Il consenso popolare come lavacro d'ogni colpa o responsabilità, come ordalia o giudizio di Dio. Coerente con un'idea barbaricofeudale del potere. E, per giunta, il regime può continuare ad avere una parvenza di democrazia.
«Quando abbiamo deciso di inserire nelle liste elettorali delle persone su cui esistevano indagini o procedimenti della magistratura lo abbiamo fatto sempre a ragion veduta. Cioè ascoltando e conoscendo queste persone».
Sul leader maximo l'assoluzione discende dal giudizio del popolo/Dio, sui leader minori discende dal leader maximo in grazia del suo ascolto e della conoscenza che lui ha delle persone. Coerente con un'idea personalistica, egotista, autoritaria del potere. Ma è pur sempre una democrazia, visto che il leader maximo ha il 72% del consenso popolare. Logica e coerenza intaccabili, se non si ha il lume della ragione o si arretra nel tempo per sprofondare nell'arbitrio dei sovrani assoluti. Complimenti, mister Berlusconi! Complimenti a lei e al suo popolo sovrano così avveduto nell'affidarle i tre poteri dello Stato tutti insieme. E vada pure al diavolo quel Montesquieu, illuminista e relativista, che strologava di divisione e controllo vicendevole dei poteri!
«Al primo Consiglio dei ministri di gennaio porteremo la riforma della giustizia che poi andrà in Parlamento e lì ascolteremo le suggestioni di chi, anche dell'opposizione, vorrà darci suggerimenti. Fulcro della riforma sarà la separazione degli ordini, con un avvocato dell'accusa che avrà nei confronti dei giudici gli stessi doveri e diritti degli avvocati».
Intercettazioni: limitazione della lotta alla corruzione
«La situazione delle intercettazioni è inaccettabile. Devono essere fatte solo per i reati più gravi». «In Parlamento in un emendamento è stata inserita la possibilità di fare intercettazioni anche nelle indagini su reati contro la Pubblica amministrazione. Un disegno di legge così fatto, sul quale mi sono detto subito insoddisfatto, non cambierebbe di molto una situazione inaccettabile. I cittadini non devono essere intercettati rispettando il loro diritto alla privacy. Ho la certezza che questo mio convincimento sia condiviso da tutta la maggioranza».
Le intercettazioni e le menzogne sulla privacy dei cittadini
23 dicembre 2008
Lascio la parola a un articolo che tratta l'argomento con una competenza superiore alla mia.

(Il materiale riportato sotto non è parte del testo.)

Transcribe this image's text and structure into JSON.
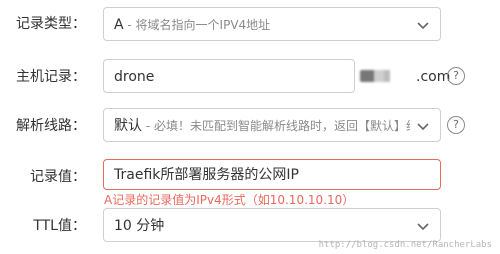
{
  "form": {
    "record_type": {
      "label": "记录类型：",
      "value_main": "A",
      "value_hint": " - 将域名指向一个IPV4地址"
    },
    "host": {
      "label": "主机记录：",
      "value": "drone",
      "suffix": ".com",
      "help": "?"
    },
    "line": {
      "label": "解析线路：",
      "value_main": "默认",
      "value_hint": " - 必填！未匹配到智能解析线路时，返回【默认】线路...",
      "help": "?"
    },
    "record_value": {
      "label": "记录值：",
      "value": "Traefik所部署服务器的公网IP",
      "error": "A记录的记录值为IPv4形式（如10.10.10.10）"
    },
    "ttl": {
      "label": "TTL值：",
      "value": "10 分钟"
    }
  },
  "watermark": "http://blog.csdn.net/RancherLabs"
}
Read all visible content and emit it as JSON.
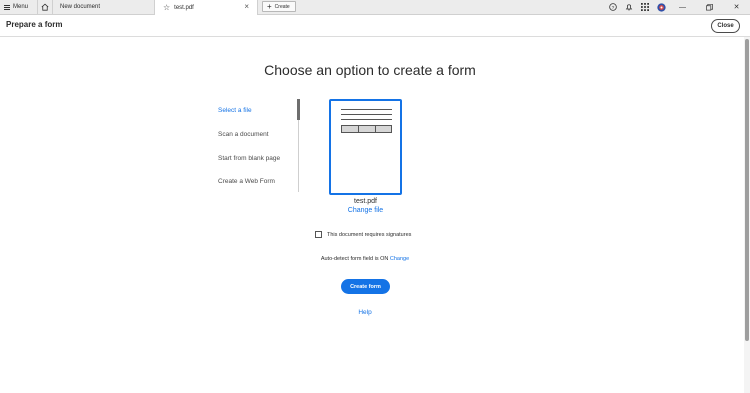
{
  "tabbar": {
    "menu_label": "Menu",
    "tabs": [
      {
        "label": "New document"
      },
      {
        "label": "test.pdf"
      }
    ],
    "create_label": "Create",
    "icons": [
      "help-icon",
      "bell-icon",
      "apps-grid-icon",
      "avatar"
    ]
  },
  "header": {
    "title": "Prepare a form",
    "close_label": "Close"
  },
  "main": {
    "title": "Choose an option to create a form",
    "options": [
      {
        "label": "Select a file",
        "active": true
      },
      {
        "label": "Scan a document",
        "active": false
      },
      {
        "label": "Start from blank page",
        "active": false
      },
      {
        "label": "Create a Web Form",
        "active": false
      }
    ],
    "file_name": "test.pdf",
    "change_file_label": "Change file",
    "signature_label": "This document requires signatures",
    "signature_checked": false,
    "auto_detect_text": "Auto-detect form field is ON",
    "auto_detect_link": "Change",
    "create_button_label": "Create form",
    "help_label": "Help"
  },
  "colors": {
    "accent": "#1473e6",
    "text": "#2c2c2c",
    "tabbar_bg": "#ececec"
  }
}
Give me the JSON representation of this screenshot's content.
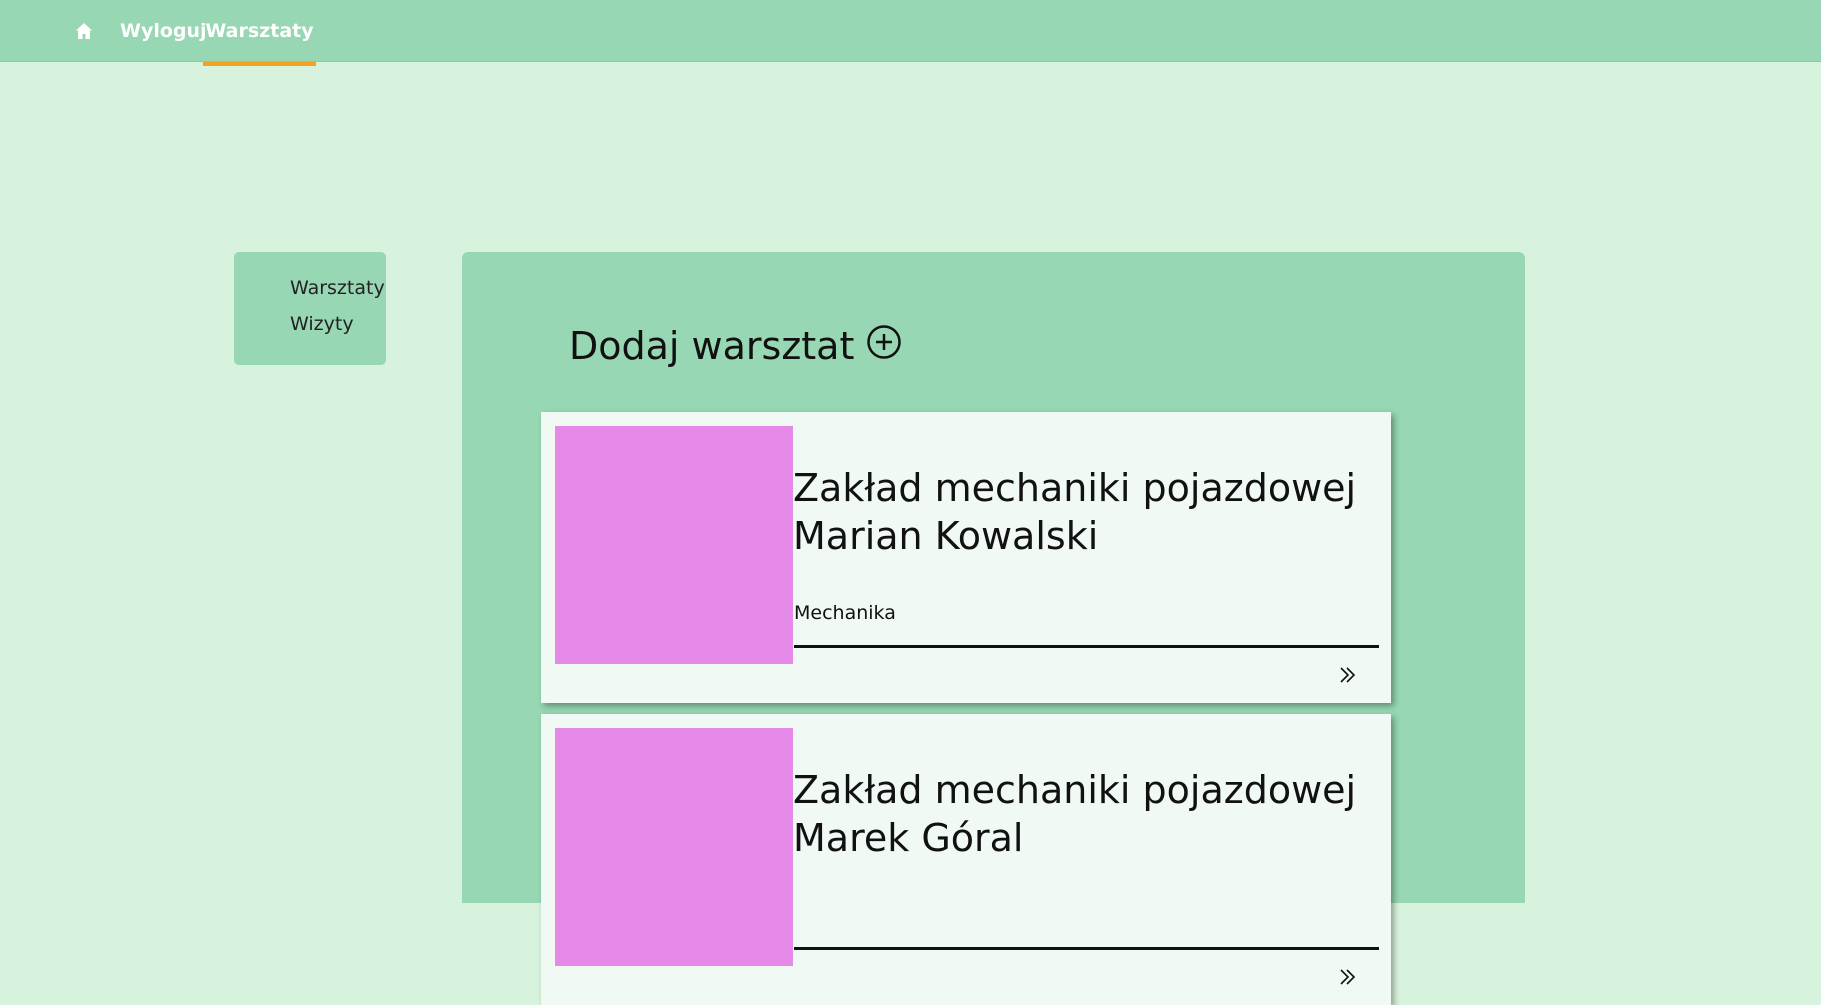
{
  "nav": {
    "home_icon": "home-icon",
    "logout_label": "Wyloguj",
    "workshops_label": "Warsztaty",
    "active_accent": "#f3a21f"
  },
  "sidebar": {
    "items": [
      {
        "label": "Warsztaty"
      },
      {
        "label": "Wizyty"
      }
    ]
  },
  "main": {
    "add_title": "Dodaj warsztat",
    "add_icon": "plus-circle-icon",
    "workshops": [
      {
        "title": "Zakład mechaniki pojazdowej Marian Kowalski",
        "category": "Mechanika",
        "details_icon": "double-chevron-right-icon"
      },
      {
        "title": "Zakład mechaniki pojazdowej Marek Góral",
        "category": "",
        "details_icon": "double-chevron-right-icon"
      }
    ]
  },
  "colors": {
    "background": "#d8f3dd",
    "nav_bg": "#97d7b3",
    "panel_bg": "#97d7b3",
    "card_bg": "#f1f9f4",
    "thumbnail": "#e68ae8"
  }
}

Macché privacy di BRUNO TINTI
Ormai è un riflesso pavloviano: si apre un’indagine su qualche esponente politico e parte la campagna antintercettazioni.

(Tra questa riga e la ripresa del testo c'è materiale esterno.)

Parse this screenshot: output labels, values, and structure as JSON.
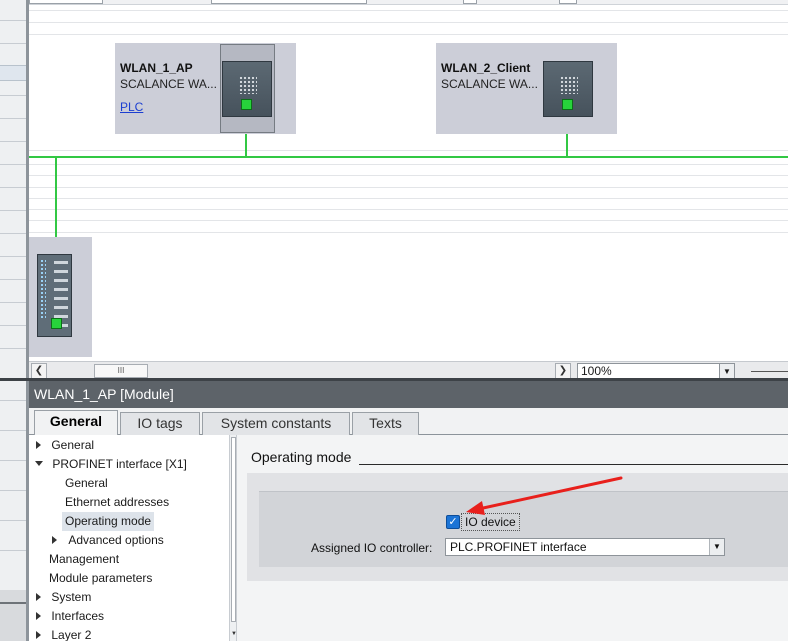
{
  "canvas": {
    "devices": [
      {
        "name": "WLAN_1_AP",
        "type": "SCALANCE WA...",
        "link": "PLC"
      },
      {
        "name": "WLAN_2_Client",
        "type": "SCALANCE WA..."
      }
    ],
    "network_color": "#32c844",
    "port_color": "#27d33b"
  },
  "scrollbar": {
    "left_icon": "chevron-left-icon",
    "right_icon": "chevron-right-icon",
    "thumb_grip": "III"
  },
  "zoom": {
    "value": "100%"
  },
  "inspector": {
    "title": "WLAN_1_AP [Module]",
    "tabs": [
      {
        "label": "General",
        "active": true
      },
      {
        "label": "IO tags",
        "active": false
      },
      {
        "label": "System constants",
        "active": false
      },
      {
        "label": "Texts",
        "active": false
      }
    ],
    "nav": [
      {
        "label": "General",
        "arrow": "right"
      },
      {
        "label": "PROFINET interface [X1]",
        "arrow": "down"
      },
      {
        "label": "General",
        "arrow": "none"
      },
      {
        "label": "Ethernet addresses",
        "arrow": "none"
      },
      {
        "label": "Operating mode",
        "arrow": "none",
        "selected": true
      },
      {
        "label": "Advanced options",
        "arrow": "right"
      },
      {
        "label": "Management",
        "arrow": "none"
      },
      {
        "label": "Module parameters",
        "arrow": "none"
      },
      {
        "label": "System",
        "arrow": "right"
      },
      {
        "label": "Interfaces",
        "arrow": "right"
      },
      {
        "label": "Layer 2",
        "arrow": "right"
      }
    ],
    "section_title": "Operating mode",
    "io_device": {
      "label": "IO device",
      "checked": true
    },
    "assigned_controller": {
      "label": "Assigned IO controller:",
      "value": "PLC.PROFINET interface"
    }
  },
  "annotation": {
    "arrow_color": "#e8201c"
  }
}
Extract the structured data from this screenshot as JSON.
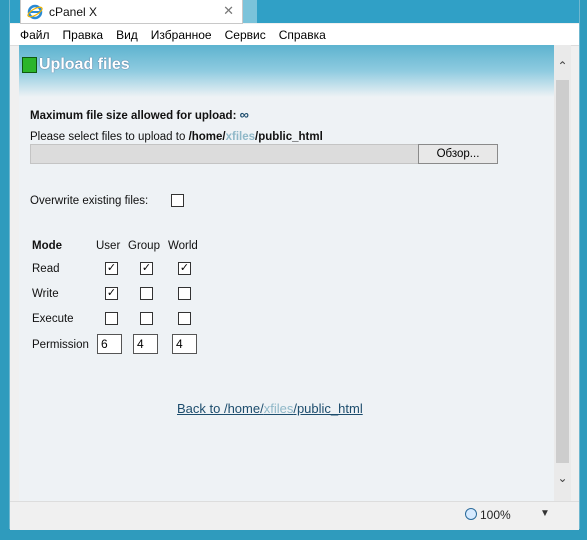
{
  "tab": {
    "title": "cPanel X",
    "close": "✕"
  },
  "menu": [
    "Файл",
    "Правка",
    "Вид",
    "Избранное",
    "Сервис",
    "Справка"
  ],
  "page": {
    "title": "Upload files",
    "max_label": "Maximum file size allowed for upload:",
    "max_value": "∞",
    "select_prefix": "Please select files to upload to",
    "path_part1": "/home/",
    "path_user": "xfiles",
    "path_part2": "/public_html",
    "browse": "Обзор...",
    "overwrite": "Overwrite existing files:",
    "headers": {
      "mode": "Mode",
      "user": "User",
      "group": "Group",
      "world": "World"
    },
    "rows": [
      {
        "label": "Read",
        "user": true,
        "group": true,
        "world": true
      },
      {
        "label": "Write",
        "user": true,
        "group": false,
        "world": false
      },
      {
        "label": "Execute",
        "user": false,
        "group": false,
        "world": false
      }
    ],
    "permission_label": "Permission",
    "permission": {
      "user": "6",
      "group": "4",
      "world": "4"
    },
    "back_prefix": "Back to /home/",
    "back_user": "xfiles",
    "back_suffix": "/public_html"
  },
  "status": {
    "zoom": "100%"
  },
  "check_glyph": "✓"
}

Che vanno abolite o al massimo consentite solo per reati di terrorismo e mafia; concesse solo da un collegio di tre (al momento ma non si sa mai, magari cinque o forse sette sarebbe meglio) giudici che possano valutare con imparzialità la richiesta del PM, che non sia persecutoria; e che assolutamente non finiscano sui giornali, nemmeno quando siano diventate pubbliche e ne sia legittima la conoscenza.

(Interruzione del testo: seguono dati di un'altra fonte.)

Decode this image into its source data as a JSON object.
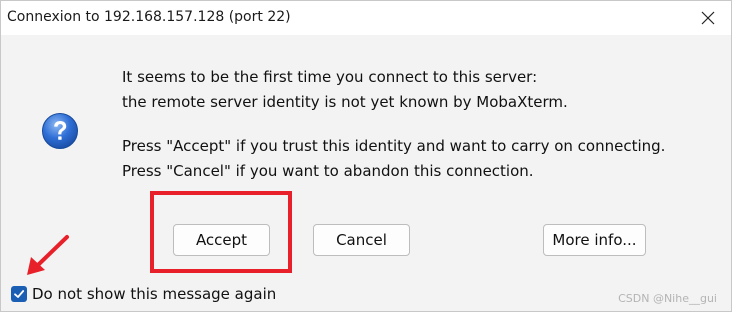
{
  "window": {
    "title": "Connexion to 192.168.157.128 (port 22)",
    "close_icon": "close-icon"
  },
  "dialog": {
    "icon": "question-icon",
    "message_lines": [
      "It seems to be the first time you connect to this server:",
      "the remote server identity is not yet known by MobaXterm.",
      "Press \"Accept\" if you trust this identity and want to carry on connecting.",
      "Press \"Cancel\" if you want to abandon this connection."
    ]
  },
  "buttons": {
    "accept_label": "Accept",
    "cancel_label": "Cancel",
    "more_info_label": "More info..."
  },
  "checkbox": {
    "label": "Do not show this message again",
    "checked": true
  },
  "annotations": {
    "highlight_color": "#e8202a",
    "arrow_icon": "red-arrow-icon"
  },
  "watermark": "CSDN @Nihe__gui",
  "colors": {
    "checkbox_accent": "#1a5fb4",
    "icon_blue": "#2f6fd6"
  }
}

La novità di questi giorni è che la linea dura, anzi durissima, è sostenuta solo dal Presidente del Consiglio, che in effetti di queste cose se ne intende; i suoi alleati (e anche l’opposizione) qualche distinguo sui reati per i quali le intercettazioni possono essere consentite lo propongono. Ancora una volta, nessuno si chiede quali sono i veri motivi per i quali ai politici viene la schiuma alla bocca quando si parla di intercettazioni. Nessuno ha sostenuto che le intercettazioni non servono per scoprire i reati. Ed è ovvio: si tratta dell’unico strumento di indagine possibile quando vi è una convergenza di interessi tra il cittadino (che corrompe) e il politico (che si fa corrompere), sicché confidare nel pentimento dell’uno o dell’altro è come credere a Babbo Natale. Durante l'estate hanno raccontato la storiella dell’eccessivo costo e dell’eccessivo numero delle intercettazioni. Ma si trattava di informazioni false: i 300 milioni (su 7 miliardi del bilancio della Giustizia) comprendevano le somme pagate ai periti e consulenti del PM, per le missioni della polizia giudiziaria, le trascrizioni degli interrogatori e via dicendo. E comunque, se le intercettazioni si pagano troppo, è colpa del legislatore che non prevede per i gestori telefonici il solo rimborso del costo sostenuto. Quanto al numero, è stato necessario informare il ministro della Giustizia che le persone intercettate sono poche centinaia e non migliaia. Alla fine si sono attestati sulla linea della riservatezza violata: non è giusto che, per scoprire qualche reato in più, venga violata la privacy dei cittadini italiani. E questa, al momento, è la tesi prevalente.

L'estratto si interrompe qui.